- Butter for greasing pans
- 2 cups all-purpose flour , plus extra for dusting
- 3/4 cup unsweetened cocoa powder
- 1 teaspoon instant espresso powder
- 1 1/2 cups boiling water
- 1 cup granulated sugar
- 3/4 cup packed brown sugar
- 1 1/2 teaspoons baking powder
- 1 1/2 teaspoons baking soda
- 1/2 teaspoon salt
- 1 stick (8 tablespoons) unsalted butter , melted
- 2 large eggs
- 1 teaspoon vanilla extract
- 2 sticks (16 tablespoons) unsalted butter , softened
- 2 cups confectioners' sugar
- 1 tablespoon vanilla extract
- 6 ounces good-quality unsweetened chocolate , melted and cooled
In a small bowl, add cocoa and espresso powder. Add boiling water; whisk until smooth.
In a large bowl, stir remaining 2 cups flour, granulated sugar, brown sugar, baking powder, baking soda and salt until blended. Add melted butter, eggs, vanilla and hot cocoa mixture to dry ingredients. With an electric mixer on low, beat until dry ingredients are moistened. Increase to medium and beat 2 more minutes. Pour batter into prepared pans. Bake 30 to 35 minutes, until an inserted toothpick comes out clean. Cool on wire racks 10 minutes. Run a knife around sides and invert cakes onto racks. Turn topsides up and cool.
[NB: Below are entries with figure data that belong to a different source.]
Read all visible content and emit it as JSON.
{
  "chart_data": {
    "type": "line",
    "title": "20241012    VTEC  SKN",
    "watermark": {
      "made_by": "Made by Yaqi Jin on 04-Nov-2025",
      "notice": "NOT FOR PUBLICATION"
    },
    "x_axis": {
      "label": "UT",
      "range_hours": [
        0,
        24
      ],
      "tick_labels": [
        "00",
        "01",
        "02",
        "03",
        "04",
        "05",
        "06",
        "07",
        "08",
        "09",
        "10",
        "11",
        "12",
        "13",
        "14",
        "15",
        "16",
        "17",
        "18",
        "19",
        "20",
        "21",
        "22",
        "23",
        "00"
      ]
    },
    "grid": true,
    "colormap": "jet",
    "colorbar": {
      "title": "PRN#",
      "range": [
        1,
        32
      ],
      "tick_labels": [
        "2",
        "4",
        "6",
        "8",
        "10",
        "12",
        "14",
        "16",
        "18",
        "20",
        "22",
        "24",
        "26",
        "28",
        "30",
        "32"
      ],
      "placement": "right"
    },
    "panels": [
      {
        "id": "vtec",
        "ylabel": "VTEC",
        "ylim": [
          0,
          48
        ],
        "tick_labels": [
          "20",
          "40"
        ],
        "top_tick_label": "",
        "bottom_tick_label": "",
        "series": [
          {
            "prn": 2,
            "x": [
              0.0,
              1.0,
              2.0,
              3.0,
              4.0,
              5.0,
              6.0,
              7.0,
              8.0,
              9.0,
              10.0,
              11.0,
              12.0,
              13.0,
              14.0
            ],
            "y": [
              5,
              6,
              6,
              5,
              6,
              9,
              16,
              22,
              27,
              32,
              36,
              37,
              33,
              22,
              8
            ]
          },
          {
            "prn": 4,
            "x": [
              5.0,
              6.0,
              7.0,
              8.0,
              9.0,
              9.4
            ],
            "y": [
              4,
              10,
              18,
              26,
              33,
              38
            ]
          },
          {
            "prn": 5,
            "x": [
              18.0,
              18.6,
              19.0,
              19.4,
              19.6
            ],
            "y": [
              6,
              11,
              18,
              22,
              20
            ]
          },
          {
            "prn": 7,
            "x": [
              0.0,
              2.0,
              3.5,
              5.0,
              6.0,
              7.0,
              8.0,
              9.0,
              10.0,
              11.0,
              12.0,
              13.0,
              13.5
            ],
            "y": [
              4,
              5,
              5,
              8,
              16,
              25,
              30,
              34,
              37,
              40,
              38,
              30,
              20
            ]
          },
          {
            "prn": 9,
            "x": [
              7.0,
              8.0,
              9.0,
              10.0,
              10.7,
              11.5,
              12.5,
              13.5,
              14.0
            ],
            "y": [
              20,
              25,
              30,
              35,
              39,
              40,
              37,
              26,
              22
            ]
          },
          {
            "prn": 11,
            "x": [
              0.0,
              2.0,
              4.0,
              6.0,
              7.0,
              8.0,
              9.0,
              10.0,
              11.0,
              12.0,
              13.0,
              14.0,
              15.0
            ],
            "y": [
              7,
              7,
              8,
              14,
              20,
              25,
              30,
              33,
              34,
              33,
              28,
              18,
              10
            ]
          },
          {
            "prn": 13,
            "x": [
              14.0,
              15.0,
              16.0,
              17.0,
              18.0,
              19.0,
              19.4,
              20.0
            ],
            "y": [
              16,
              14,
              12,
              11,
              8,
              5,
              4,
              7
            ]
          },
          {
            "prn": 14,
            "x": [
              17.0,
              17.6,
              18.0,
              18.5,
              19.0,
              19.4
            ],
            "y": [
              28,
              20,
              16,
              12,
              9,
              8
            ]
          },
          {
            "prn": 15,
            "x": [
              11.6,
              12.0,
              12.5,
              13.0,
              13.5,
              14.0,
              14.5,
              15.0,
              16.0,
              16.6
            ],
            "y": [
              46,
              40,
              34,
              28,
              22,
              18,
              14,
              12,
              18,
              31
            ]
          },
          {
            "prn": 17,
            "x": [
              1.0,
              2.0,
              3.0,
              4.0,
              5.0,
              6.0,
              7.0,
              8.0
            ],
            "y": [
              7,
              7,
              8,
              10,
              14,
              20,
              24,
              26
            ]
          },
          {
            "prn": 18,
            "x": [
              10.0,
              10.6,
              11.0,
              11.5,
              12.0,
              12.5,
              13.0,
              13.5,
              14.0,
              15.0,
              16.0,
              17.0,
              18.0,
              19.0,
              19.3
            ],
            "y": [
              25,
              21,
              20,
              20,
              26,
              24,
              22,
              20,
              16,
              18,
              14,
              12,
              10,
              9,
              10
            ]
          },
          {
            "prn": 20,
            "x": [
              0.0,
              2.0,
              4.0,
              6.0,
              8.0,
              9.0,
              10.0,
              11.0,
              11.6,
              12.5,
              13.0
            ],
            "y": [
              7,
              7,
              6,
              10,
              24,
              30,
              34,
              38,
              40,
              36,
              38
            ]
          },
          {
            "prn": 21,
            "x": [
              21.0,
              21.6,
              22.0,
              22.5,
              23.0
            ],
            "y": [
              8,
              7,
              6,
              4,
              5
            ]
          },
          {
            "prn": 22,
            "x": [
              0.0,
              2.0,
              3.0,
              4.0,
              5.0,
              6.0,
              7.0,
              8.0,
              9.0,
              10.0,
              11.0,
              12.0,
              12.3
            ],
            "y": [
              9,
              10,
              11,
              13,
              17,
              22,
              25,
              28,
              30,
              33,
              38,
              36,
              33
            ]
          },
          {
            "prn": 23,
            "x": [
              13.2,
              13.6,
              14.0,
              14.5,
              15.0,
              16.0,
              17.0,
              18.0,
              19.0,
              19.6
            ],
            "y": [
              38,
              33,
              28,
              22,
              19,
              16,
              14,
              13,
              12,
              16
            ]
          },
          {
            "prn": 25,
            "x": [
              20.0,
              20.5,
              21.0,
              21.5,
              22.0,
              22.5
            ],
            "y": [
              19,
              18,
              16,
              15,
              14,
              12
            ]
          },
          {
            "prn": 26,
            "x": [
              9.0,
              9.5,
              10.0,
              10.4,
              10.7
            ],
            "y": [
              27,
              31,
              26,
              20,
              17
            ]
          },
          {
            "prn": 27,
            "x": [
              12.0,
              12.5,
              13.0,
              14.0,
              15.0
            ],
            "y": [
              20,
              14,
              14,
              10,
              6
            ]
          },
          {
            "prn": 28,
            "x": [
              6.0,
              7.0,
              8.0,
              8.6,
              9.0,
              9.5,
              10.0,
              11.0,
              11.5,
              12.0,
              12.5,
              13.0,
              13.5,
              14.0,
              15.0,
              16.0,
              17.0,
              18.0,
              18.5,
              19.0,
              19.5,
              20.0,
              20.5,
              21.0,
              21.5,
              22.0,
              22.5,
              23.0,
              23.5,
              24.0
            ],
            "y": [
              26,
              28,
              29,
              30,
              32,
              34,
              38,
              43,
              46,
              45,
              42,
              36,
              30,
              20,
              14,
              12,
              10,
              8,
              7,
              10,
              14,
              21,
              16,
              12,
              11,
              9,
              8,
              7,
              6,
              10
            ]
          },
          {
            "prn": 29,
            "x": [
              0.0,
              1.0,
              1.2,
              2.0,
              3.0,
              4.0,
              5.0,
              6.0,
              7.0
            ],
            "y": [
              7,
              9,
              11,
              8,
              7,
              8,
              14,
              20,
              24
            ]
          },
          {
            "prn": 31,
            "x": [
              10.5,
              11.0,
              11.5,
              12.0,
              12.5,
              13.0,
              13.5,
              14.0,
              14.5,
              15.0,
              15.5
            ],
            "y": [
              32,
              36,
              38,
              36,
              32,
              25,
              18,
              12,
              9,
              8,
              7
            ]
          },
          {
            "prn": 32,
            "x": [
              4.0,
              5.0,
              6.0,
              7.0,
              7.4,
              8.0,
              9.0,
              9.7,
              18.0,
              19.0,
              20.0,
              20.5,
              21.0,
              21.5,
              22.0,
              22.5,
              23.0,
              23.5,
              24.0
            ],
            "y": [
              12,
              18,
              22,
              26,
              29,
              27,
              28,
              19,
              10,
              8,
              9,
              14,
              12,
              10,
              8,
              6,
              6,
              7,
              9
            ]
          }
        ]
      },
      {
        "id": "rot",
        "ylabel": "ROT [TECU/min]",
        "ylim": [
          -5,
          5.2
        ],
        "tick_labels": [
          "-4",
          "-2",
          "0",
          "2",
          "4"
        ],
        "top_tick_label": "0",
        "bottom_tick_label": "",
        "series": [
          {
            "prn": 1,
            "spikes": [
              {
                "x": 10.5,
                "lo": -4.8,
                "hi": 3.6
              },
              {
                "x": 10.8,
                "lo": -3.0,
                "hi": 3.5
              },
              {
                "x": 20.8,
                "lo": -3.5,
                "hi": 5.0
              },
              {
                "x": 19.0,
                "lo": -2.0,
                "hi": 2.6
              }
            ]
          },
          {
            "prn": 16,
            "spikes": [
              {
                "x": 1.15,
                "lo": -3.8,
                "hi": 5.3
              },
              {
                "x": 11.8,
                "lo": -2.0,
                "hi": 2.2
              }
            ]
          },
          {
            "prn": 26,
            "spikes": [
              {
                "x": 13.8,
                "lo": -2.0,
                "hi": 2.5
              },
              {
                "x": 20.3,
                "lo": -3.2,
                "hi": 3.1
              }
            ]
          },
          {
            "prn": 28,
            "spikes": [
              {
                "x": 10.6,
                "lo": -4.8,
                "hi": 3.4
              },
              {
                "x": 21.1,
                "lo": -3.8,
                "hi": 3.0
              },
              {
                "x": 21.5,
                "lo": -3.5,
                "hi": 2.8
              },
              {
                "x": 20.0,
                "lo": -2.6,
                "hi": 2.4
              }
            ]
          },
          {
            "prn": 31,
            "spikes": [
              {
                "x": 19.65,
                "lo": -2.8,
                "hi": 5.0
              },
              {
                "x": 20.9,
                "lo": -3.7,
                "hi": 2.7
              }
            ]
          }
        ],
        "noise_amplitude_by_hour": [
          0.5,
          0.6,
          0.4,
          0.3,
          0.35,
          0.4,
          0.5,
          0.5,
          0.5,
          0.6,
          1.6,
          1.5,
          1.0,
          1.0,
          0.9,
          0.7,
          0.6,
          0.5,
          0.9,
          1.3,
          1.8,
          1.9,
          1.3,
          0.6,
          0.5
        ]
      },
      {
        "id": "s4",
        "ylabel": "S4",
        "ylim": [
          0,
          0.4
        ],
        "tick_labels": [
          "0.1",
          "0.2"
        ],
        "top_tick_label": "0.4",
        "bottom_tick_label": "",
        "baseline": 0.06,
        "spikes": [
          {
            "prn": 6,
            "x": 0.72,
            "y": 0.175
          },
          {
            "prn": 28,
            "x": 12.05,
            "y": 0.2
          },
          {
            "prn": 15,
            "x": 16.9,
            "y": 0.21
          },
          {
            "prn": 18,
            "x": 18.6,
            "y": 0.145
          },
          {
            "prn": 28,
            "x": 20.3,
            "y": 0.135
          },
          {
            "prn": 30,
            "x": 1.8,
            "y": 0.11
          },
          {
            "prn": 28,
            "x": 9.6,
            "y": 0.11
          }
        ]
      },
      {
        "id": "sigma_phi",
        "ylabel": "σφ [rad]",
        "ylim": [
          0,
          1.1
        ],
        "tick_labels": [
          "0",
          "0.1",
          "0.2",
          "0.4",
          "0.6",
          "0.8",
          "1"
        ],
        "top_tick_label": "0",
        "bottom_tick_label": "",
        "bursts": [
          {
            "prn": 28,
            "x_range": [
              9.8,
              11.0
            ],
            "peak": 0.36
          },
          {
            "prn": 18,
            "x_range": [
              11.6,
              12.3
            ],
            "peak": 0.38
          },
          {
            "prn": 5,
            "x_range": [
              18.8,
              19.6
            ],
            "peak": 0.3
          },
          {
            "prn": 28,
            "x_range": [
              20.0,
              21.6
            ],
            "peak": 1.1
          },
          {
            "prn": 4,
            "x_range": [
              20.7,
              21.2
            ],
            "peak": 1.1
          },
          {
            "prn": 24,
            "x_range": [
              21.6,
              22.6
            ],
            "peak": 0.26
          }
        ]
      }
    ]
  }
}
To make frosting: In a large bowl, beat butter, sugar and vanilla with an electric mixer on low until blended. Shift to medium; beat until smooth and fluffy, about 2 minutes, scraping bowl as needed. Add chocolate; beat until well blended and fluffy.
Peel paper off cake layers. Place one layer, rounded side down, on a plate. Spread with 1 cup frosting. Top with second cake layer, rounded side up. Frost top and sides with remaining frosting.